Embora possamos nos alegrar com os frutos dessa campanha e seguir este
exemplo de contribuição financeira da Igreja nos dias de hoje – principalmente
quando vemos irmãos nas igrejas padecendo necessidades e comunidades inteiras
passando privações – o fato é que nenhum desses textos é doutrinário, nenhum
formula diretamente um sistema fixo sobre como deve ser arrecadada a oferta e
como ela deve ser administrada. A despeito de afirmações contrárias, não há
nenhuma sistematização das ofertas no Novo Testamento.

Até onde podemos perceber, se quisermos falar em oferta no Novo


Testamento, deveremos falar em “responsabilidade social”[1]. Todos os textos
ligados à oferta nos remetem a essa assistência que a Igreja deve prestar aos
santos, para suprir as suas necessidades físicas.

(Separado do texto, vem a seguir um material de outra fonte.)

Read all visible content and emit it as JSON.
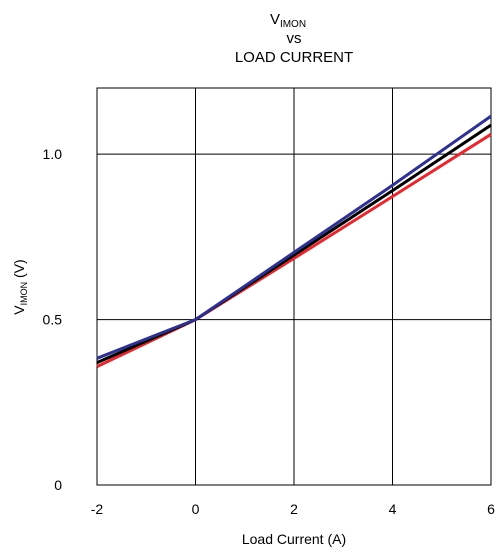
{
  "chart_data": {
    "type": "line",
    "title": {
      "line1_main": "V",
      "line1_sub": "IMON",
      "line2": "vs",
      "line3": "LOAD CURRENT"
    },
    "xlabel": "Load Current (A)",
    "ylabel": {
      "main": "V",
      "sub": "IMON",
      "suffix": " (V)"
    },
    "xlim": [
      -2,
      6
    ],
    "ylim": [
      0,
      1.2
    ],
    "x_ticks": [
      -2,
      0,
      2,
      4,
      6
    ],
    "x_tick_labels": [
      "-2",
      "0",
      "2",
      "4",
      "6"
    ],
    "y_ticks": [
      0,
      0.5,
      1.0
    ],
    "y_tick_labels": [
      "0",
      "0.5",
      "1.0"
    ],
    "grid": true,
    "series": [
      {
        "color": "#e8262e",
        "x": [
          -2,
          0,
          2,
          4,
          6
        ],
        "y": [
          0.358,
          0.5,
          0.685,
          0.872,
          1.06
        ]
      },
      {
        "color": "#000000",
        "x": [
          -2,
          0,
          2,
          4,
          6
        ],
        "y": [
          0.37,
          0.5,
          0.695,
          0.89,
          1.088
        ]
      },
      {
        "color": "#2e3192",
        "x": [
          -2,
          0,
          2,
          4,
          6
        ],
        "y": [
          0.383,
          0.5,
          0.703,
          0.906,
          1.115
        ]
      }
    ]
  }
}
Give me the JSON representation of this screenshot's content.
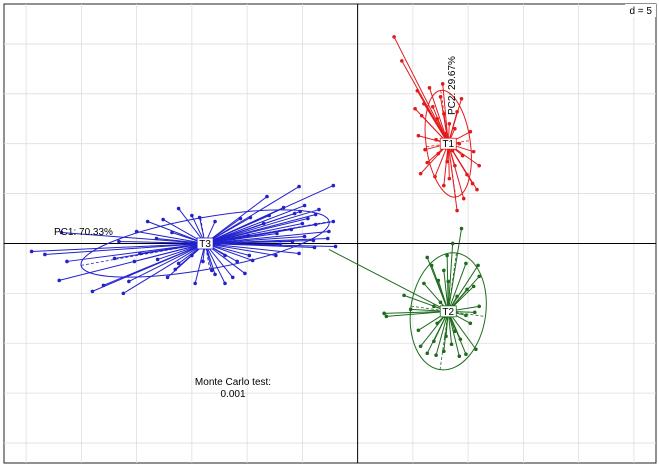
{
  "chart_data": {
    "type": "scatter",
    "title": "",
    "scale_label": "d = 5",
    "xlabel": "PC1: 70.33%",
    "ylabel": "PC2: 29.67%",
    "annotation": {
      "line1": "Monte Carlo test:",
      "line2": "0.001"
    },
    "grid": true,
    "xlim": [
      -32,
      27
    ],
    "ylim": [
      -22,
      24
    ],
    "grid_step": 5,
    "colors": {
      "T1": "#e31a1c",
      "T2": "#1e6b1e",
      "T3": "#2222cc",
      "axis": "#000000",
      "grid": "#dddddd",
      "link": "#1e6b1e"
    },
    "series": [
      {
        "name": "T1",
        "centroid": [
          8.2,
          10.0
        ],
        "ellipse": {
          "rx": 2.0,
          "ry": 5.4,
          "angle": -8
        },
        "points": [
          [
            3.3,
            20.7
          ],
          [
            4.0,
            18.3
          ],
          [
            5.4,
            15.3
          ],
          [
            6.8,
            13.7
          ],
          [
            7.2,
            12.5
          ],
          [
            5.5,
            10.8
          ],
          [
            5.8,
            12.8
          ],
          [
            6.0,
            14.0
          ],
          [
            6.5,
            15.6
          ],
          [
            7.5,
            14.7
          ],
          [
            7.8,
            13.0
          ],
          [
            8.3,
            12.0
          ],
          [
            8.8,
            11.5
          ],
          [
            9.0,
            13.2
          ],
          [
            9.4,
            14.5
          ],
          [
            9.2,
            10.0
          ],
          [
            8.8,
            7.8
          ],
          [
            8.3,
            6.5
          ],
          [
            7.8,
            5.8
          ],
          [
            7.0,
            6.7
          ],
          [
            6.3,
            8.1
          ],
          [
            6.1,
            9.4
          ],
          [
            5.7,
            7.0
          ],
          [
            7.3,
            9.0
          ],
          [
            8.1,
            8.2
          ],
          [
            9.5,
            8.8
          ],
          [
            10.2,
            11.2
          ],
          [
            10.5,
            9.2
          ],
          [
            9.9,
            6.9
          ],
          [
            10.4,
            6.0
          ],
          [
            9.6,
            4.5
          ],
          [
            10.8,
            5.4
          ],
          [
            11.0,
            7.8
          ],
          [
            9.0,
            3.3
          ],
          [
            5.2,
            13.5
          ],
          [
            7.7,
            16.0
          ],
          [
            7.1,
            10.4
          ],
          [
            8.0,
            11.0
          ],
          [
            8.6,
            9.3
          ]
        ]
      },
      {
        "name": "T2",
        "centroid": [
          8.2,
          -6.8
        ],
        "ellipse": {
          "rx": 3.4,
          "ry": 5.9,
          "angle": 8
        },
        "points": [
          [
            9.4,
            1.5
          ],
          [
            8.6,
            0.0
          ],
          [
            9.8,
            -2.0
          ],
          [
            10.9,
            -2.2
          ],
          [
            11.0,
            -3.3
          ],
          [
            10.5,
            -4.3
          ],
          [
            11.0,
            -6.3
          ],
          [
            9.8,
            -7.2
          ],
          [
            10.2,
            -8.0
          ],
          [
            8.8,
            -8.8
          ],
          [
            9.3,
            -9.6
          ],
          [
            8.5,
            -10.1
          ],
          [
            7.8,
            -10.8
          ],
          [
            7.1,
            -11.2
          ],
          [
            6.3,
            -11.0
          ],
          [
            5.7,
            -10.3
          ],
          [
            6.9,
            -9.8
          ],
          [
            8.0,
            -9.3
          ],
          [
            9.8,
            -11.1
          ],
          [
            10.7,
            -10.6
          ],
          [
            9.2,
            -11.3
          ],
          [
            2.6,
            -7.3
          ],
          [
            2.4,
            -7.0
          ],
          [
            4.2,
            -5.2
          ],
          [
            6.0,
            -4.0
          ],
          [
            7.3,
            -3.7
          ],
          [
            7.8,
            -2.7
          ],
          [
            8.1,
            -1.2
          ],
          [
            6.3,
            -1.4
          ],
          [
            6.7,
            -2.2
          ],
          [
            6.9,
            -6.3
          ],
          [
            7.2,
            -8.0
          ],
          [
            7.9,
            -7.3
          ],
          [
            9.0,
            -5.3
          ],
          [
            7.5,
            -5.9
          ],
          [
            8.2,
            -3.8
          ],
          [
            9.9,
            -4.6
          ],
          [
            4.8,
            -6.6
          ],
          [
            5.5,
            -8.7
          ],
          [
            10.6,
            -6.9
          ]
        ]
      },
      {
        "name": "T3",
        "centroid": [
          -13.8,
          0.0
        ],
        "ellipse": {
          "rx": 11.4,
          "ry": 2.6,
          "angle": -10
        },
        "points": [
          [
            -26.8,
            1.1
          ],
          [
            -28.3,
            -1.1
          ],
          [
            -29.5,
            -0.8
          ],
          [
            -26.3,
            -1.8
          ],
          [
            -27.0,
            -3.7
          ],
          [
            -23.0,
            -4.2
          ],
          [
            -21.2,
            -5.0
          ],
          [
            -20.7,
            -3.8
          ],
          [
            -17.2,
            -3.4
          ],
          [
            -14.7,
            -4.0
          ],
          [
            -12.9,
            -3.1
          ],
          [
            -12.0,
            -4.0
          ],
          [
            -11.3,
            -3.4
          ],
          [
            -10.9,
            -1.8
          ],
          [
            -9.8,
            -1.2
          ],
          [
            -9.5,
            -1.7
          ],
          [
            -14.0,
            -1.8
          ],
          [
            -15.0,
            -1.2
          ],
          [
            -16.2,
            -2.0
          ],
          [
            -18.1,
            -1.6
          ],
          [
            -19.7,
            -1.0
          ],
          [
            -20.2,
            -1.8
          ],
          [
            -22.0,
            -1.5
          ],
          [
            -21.6,
            0.2
          ],
          [
            -20.0,
            1.2
          ],
          [
            -18.2,
            0.5
          ],
          [
            -16.8,
            1.1
          ],
          [
            -17.6,
            2.4
          ],
          [
            -19.0,
            2.2
          ],
          [
            -15.0,
            2.8
          ],
          [
            -16.2,
            3.5
          ],
          [
            -14.3,
            2.6
          ],
          [
            -12.9,
            2.2
          ],
          [
            -10.6,
            2.5
          ],
          [
            -8.5,
            2.0
          ],
          [
            -8.0,
            2.8
          ],
          [
            -5.0,
            2.0
          ],
          [
            -4.5,
            2.5
          ],
          [
            -3.8,
            1.9
          ],
          [
            -2.2,
            2.2
          ],
          [
            -2.6,
            1.2
          ],
          [
            -4.8,
            0.7
          ],
          [
            -4.0,
            0.3
          ],
          [
            -5.9,
            0.2
          ],
          [
            -7.0,
            -0.1
          ],
          [
            -2.7,
            0.5
          ],
          [
            -2.0,
            -0.3
          ],
          [
            -3.9,
            -0.4
          ],
          [
            -5.3,
            -1.0
          ],
          [
            -7.4,
            -1.2
          ],
          [
            -9.9,
            0.8
          ],
          [
            -11.2,
            0.5
          ],
          [
            -12.4,
            0.2
          ],
          [
            -8.2,
            4.7
          ],
          [
            -6.7,
            3.6
          ],
          [
            -5.7,
            3.0
          ],
          [
            -4.8,
            3.8
          ],
          [
            -3.5,
            3.4
          ],
          [
            -5.3,
            5.7
          ],
          [
            -9.7,
            2.6
          ],
          [
            -7.3,
            1.0
          ],
          [
            -12.0,
            -1.2
          ],
          [
            -13.2,
            -2.7
          ],
          [
            -24.0,
            -4.8
          ],
          [
            -2.2,
            5.8
          ],
          [
            -5.2,
            3.2
          ],
          [
            -3.8,
            2.9
          ],
          [
            -6.0,
            1.4
          ],
          [
            -16.5,
            -2.6
          ],
          [
            -10.2,
            -3.0
          ]
        ]
      }
    ],
    "link": {
      "from": "T2",
      "to_point": [
        -2.6,
        -0.6
      ]
    }
  }
}
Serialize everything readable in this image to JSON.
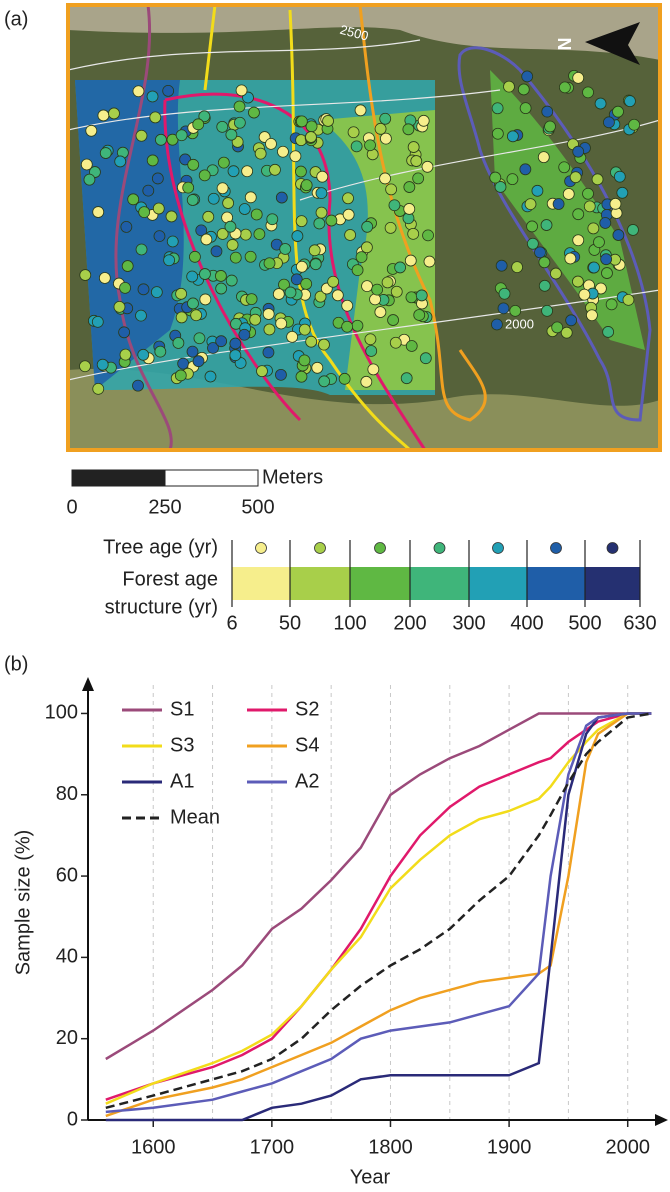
{
  "map": {
    "panel_label": "(a)",
    "contour_labels": [
      "2500",
      "2000"
    ],
    "north": "N",
    "scale_unit": "Meters",
    "scale_labels": [
      "0",
      "250",
      "500"
    ]
  },
  "legend": {
    "tree_age_title": "Tree age (yr)",
    "forest_title": [
      "Forest age",
      "structure (yr)"
    ],
    "breaks": [
      "6",
      "50",
      "100",
      "200",
      "300",
      "400",
      "500",
      "630"
    ],
    "colors": [
      "#f6ee8c",
      "#a8cf4a",
      "#5fb843",
      "#3fb57a",
      "#22a0b5",
      "#1f5ea8",
      "#253071"
    ]
  },
  "chart_data": {
    "type": "line",
    "panel_label": "(b)",
    "xlabel": "Year",
    "ylabel": "Sample size (%)",
    "x": [
      1560,
      1600,
      1650,
      1675,
      1700,
      1725,
      1750,
      1775,
      1800,
      1825,
      1850,
      1875,
      1900,
      1925,
      1935,
      1950,
      1965,
      1975,
      2000,
      2020
    ],
    "series": [
      {
        "name": "S1",
        "color": "#9b4a7a",
        "values": [
          15,
          22,
          32,
          38,
          47,
          52,
          59,
          67,
          80,
          85,
          89,
          92,
          96,
          100,
          100,
          100,
          100,
          100,
          100,
          100
        ]
      },
      {
        "name": "S2",
        "color": "#e0196b",
        "values": [
          5,
          9,
          13,
          16,
          20,
          28,
          37,
          47,
          60,
          70,
          77,
          82,
          85,
          88,
          89,
          93,
          96,
          98,
          100,
          100
        ]
      },
      {
        "name": "S3",
        "color": "#f2dc1a",
        "values": [
          4,
          9,
          14,
          17,
          21,
          28,
          37,
          45,
          57,
          64,
          70,
          74,
          76,
          79,
          82,
          88,
          93,
          96,
          100,
          100
        ]
      },
      {
        "name": "S4",
        "color": "#f0a020",
        "values": [
          1,
          5,
          8,
          10,
          13,
          16,
          19,
          23,
          27,
          30,
          32,
          34,
          35,
          36,
          38,
          60,
          88,
          95,
          100,
          100
        ]
      },
      {
        "name": "A1",
        "color": "#2a2a78",
        "values": [
          0,
          0,
          0,
          0,
          3,
          4,
          6,
          10,
          11,
          11,
          11,
          11,
          11,
          14,
          40,
          80,
          95,
          99,
          100,
          100
        ]
      },
      {
        "name": "A2",
        "color": "#5c5cb8",
        "values": [
          2,
          3,
          5,
          7,
          9,
          12,
          15,
          20,
          22,
          23,
          24,
          26,
          28,
          36,
          60,
          85,
          97,
          99,
          100,
          100
        ]
      },
      {
        "name": "Mean",
        "color": "#222222",
        "dashed": true,
        "values": [
          3,
          6,
          10,
          12,
          15,
          20,
          27,
          33,
          38,
          42,
          47,
          54,
          60,
          70,
          75,
          83,
          90,
          93,
          99,
          100
        ]
      }
    ],
    "xlim": [
      1545,
      2023
    ],
    "ylim": [
      0,
      107
    ],
    "xticks": [
      1600,
      1700,
      1800,
      1900,
      2000
    ],
    "yticks": [
      0,
      20,
      40,
      60,
      80,
      100
    ],
    "x_grid": [
      1600,
      1650,
      1700,
      1750,
      1800,
      1850,
      1900,
      1950,
      2000
    ],
    "legend": "upper left"
  }
}
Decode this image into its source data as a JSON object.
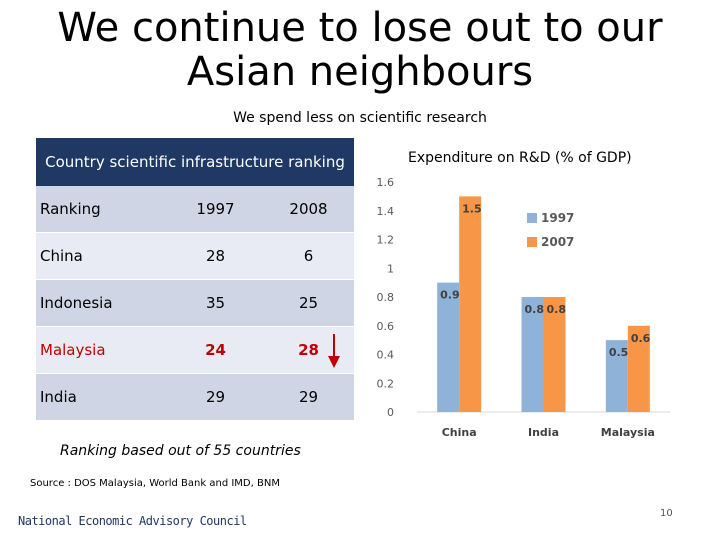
{
  "slide": {
    "title_line1": "We continue to lose out to our",
    "title_line2": "Asian neighbours",
    "subtitle": "We spend less on scientific research",
    "note": "Ranking based out of 55 countries",
    "source": "Source : DOS Malaysia, World Bank and IMD, BNM",
    "footer_org": "National Economic Advisory Council",
    "page_number": "10"
  },
  "ranking_table": {
    "title": "Country scientific infrastructure ranking",
    "headers": [
      "Ranking",
      "1997",
      "2008"
    ],
    "rows": [
      [
        "China",
        "28",
        "6"
      ],
      [
        "Indonesia",
        "35",
        "25"
      ],
      [
        "Malaysia",
        "24",
        "28"
      ],
      [
        "India",
        "29",
        "29"
      ]
    ],
    "highlight_row": "Malaysia",
    "highlight_color": "#c00000",
    "arrow": "down-arrow-icon"
  },
  "chart_data": {
    "type": "bar",
    "title": "Expenditure on R&D (% of GDP)",
    "categories": [
      "China",
      "India",
      "Malaysia"
    ],
    "series": [
      {
        "name": "1997",
        "values": [
          0.9,
          0.8,
          0.5
        ],
        "color": "#8fb2d9"
      },
      {
        "name": "2007",
        "values": [
          1.5,
          0.8,
          0.6
        ],
        "color": "#f79646"
      }
    ],
    "ylim": [
      0,
      1.6
    ],
    "yticks": [
      "0",
      "0.2",
      "0.4",
      "0.6",
      "0.8",
      "1",
      "1.2",
      "1.4",
      "1.6"
    ],
    "legend": "top-right",
    "grid": false
  }
}
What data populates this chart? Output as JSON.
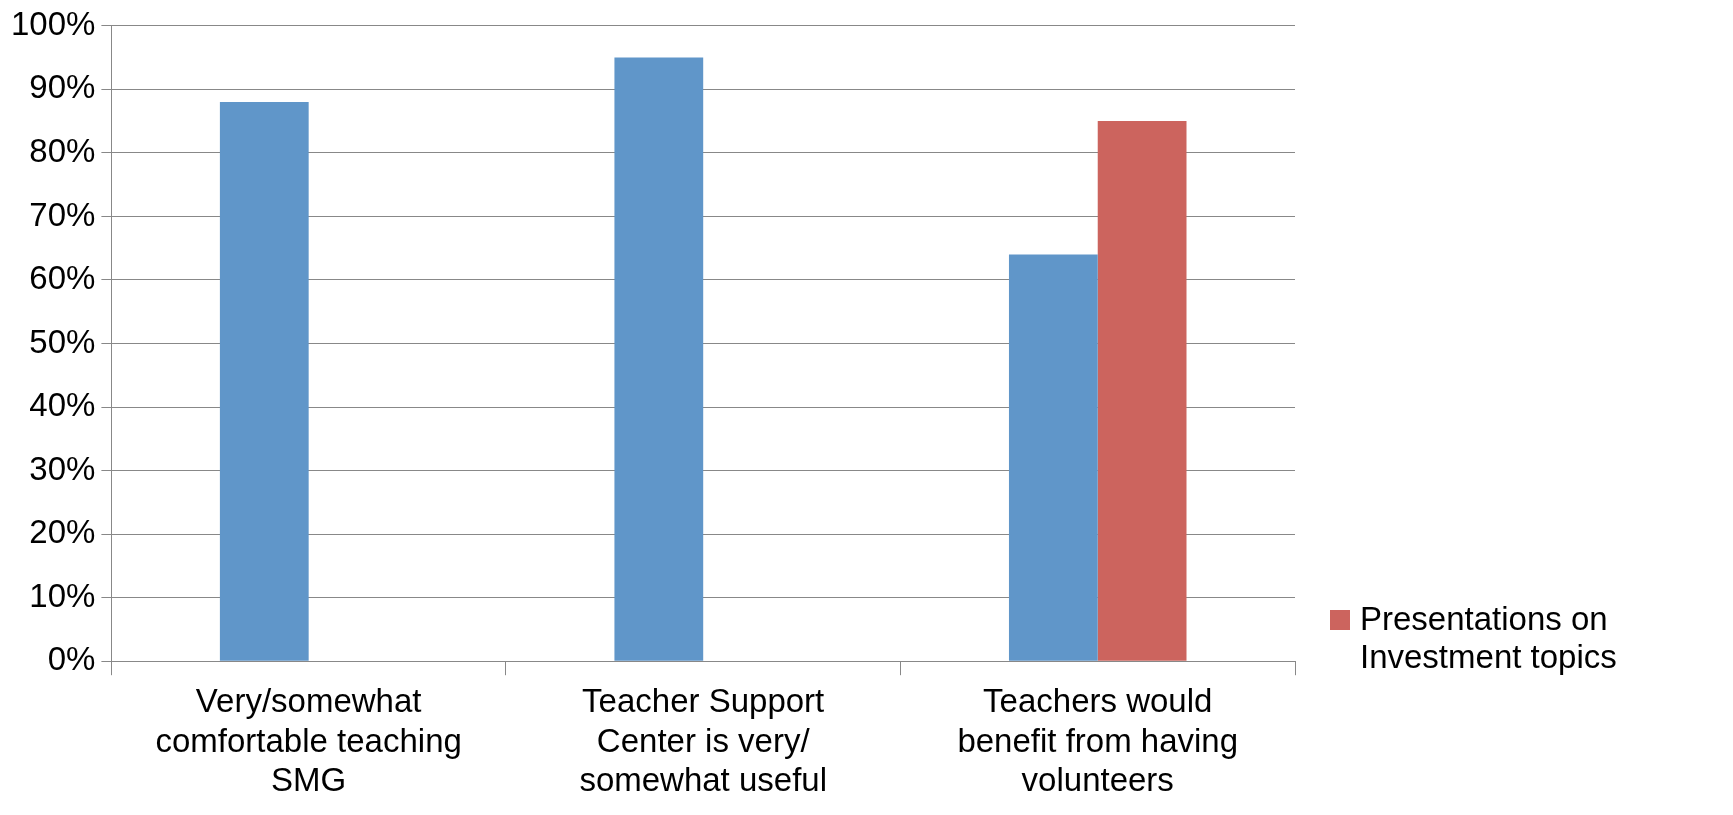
{
  "chart_data": {
    "type": "bar",
    "categories": [
      "Very/somewhat comfortable teaching SMG",
      "Teacher Support Center is very/somewhat useful",
      "Teachers would benefit from having volunteers"
    ],
    "series": [
      {
        "color": "#6096c9",
        "values": [
          88,
          95,
          64
        ]
      },
      {
        "name": "Presentations on Investment topics",
        "color": "#cc645e",
        "values": [
          null,
          null,
          85
        ]
      }
    ],
    "ylim": [
      0,
      100
    ],
    "yticks": [
      {
        "value": 0,
        "label": "0%"
      },
      {
        "value": 10,
        "label": "10%"
      },
      {
        "value": 20,
        "label": "20%"
      },
      {
        "value": 30,
        "label": "30%"
      },
      {
        "value": 40,
        "label": "40%"
      },
      {
        "value": 50,
        "label": "50%"
      },
      {
        "value": 60,
        "label": "60%"
      },
      {
        "value": 70,
        "label": "70%"
      },
      {
        "value": 80,
        "label": "80%"
      },
      {
        "value": 90,
        "label": "90%"
      },
      {
        "value": 100,
        "label": "100%"
      }
    ],
    "grid": "y",
    "legend": "right"
  }
}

A oferta não é para engordar os
cofres da Igreja ou para manter ostatus social dos seus líderes; ela também nada
tem a ver com liberação de bênçãos sem medida, mas com a liberação do coração
do crente para amar o seu próximo e se importar com ele. A oferta não pode ser
dada por intuitos mesquinhos, mas precisa ser apresentada diante de Deus com
amor e alegria. Existem crentes piedosos que dão os seus dízimos com o coração,
na intenção de abençoar a Igreja, como crentes comprometidos com o reino de
Deus. Apresentando a eles a perspectiva bíblica da oferta, estaremos incentivando-
os a contribuir ainda mais e com maior liberalidade.